Şiirlerinizi okumak ve bestelemek isterim…
Gurur duyarım, benim için şereftir ve çok mutlu olurum. Genel Başkanımızda katıldığı etkinliklerde sanat müziğinden birkaç beste okur. Aslında lider halkın içindedir, halkıyla bir bütündür ve halkını yansıtır. Biz halkın kendisiyiz. Lider rol yapmaz. Her zaman insanların gönlüne dokunmak isterim. Sanat ve sporla uğraşmayan insanlardan idareci olmaz. Muhakkak bu yönlerinin gelişmiş olması gerektiğini düşünüyorum.
Sanata ve sanatçıya verdiğiniz değeri nasıl göstereceksiniz?

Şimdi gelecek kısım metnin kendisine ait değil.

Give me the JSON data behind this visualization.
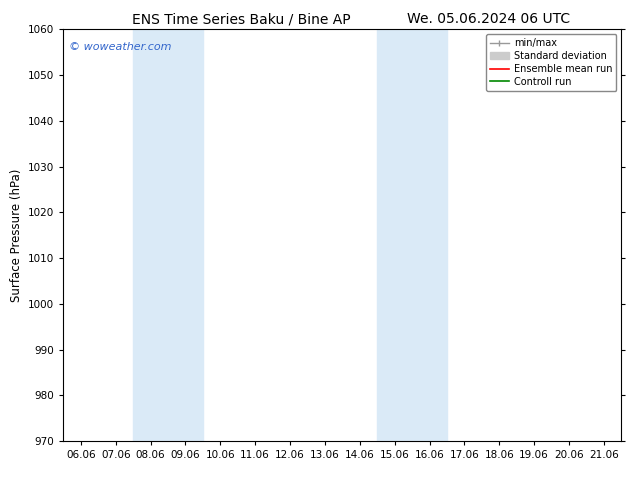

Asıl turizm sadece sahillerde otel yapıp, yazın denizde yüzmek değildir. Turizmin bazı temelleri var. Biz festival merkezi yapabiliriz. Bizim kendimize ait değerlerimiz var. Bu değerlerimizi bütün dünya ile buluşturabiliriz. Dünya kendinde olmayan farklı şeyleri arıyor. Her toplumun, her medeniyetin kendine ait bir yaşam tarzı, bir kültürü vardır. Musikisi vardır, yemek tarzı vardır. Bunlar insanların ilgisini çeker. Deniz her yerde var ve insanlar her yerde denize girebilir ama bir Itri’yi her yerde dinleyemez. Biz bize ait olanı festivallerle birlikte bütün dünyaya tanıtırsak, o zaman bütün dünyanın en kaliteli turistlerini çekeriz ve 365 gün bunu yaparız. Yani güneş var turist var, güneş gitti turist gitti anlayışı ortadan kalkar. Hem de sanata ve sanatçıya verdiğimiz değeri gösteririz. Bugün kemanda, piyanoda dünyanın en meşhur insanları bizde ve biz niye bu insanları desteklemeyelim? Neden festivallerin önünü açmayalım? Dünya bize hem kendi musikisinde en iyi olduğumuz için hayran, hem kendimize ait farklı bir tarzımız olduğu için hayran. Bunu desteklemek hem ticari olarak hem de kültürel olarak doğru.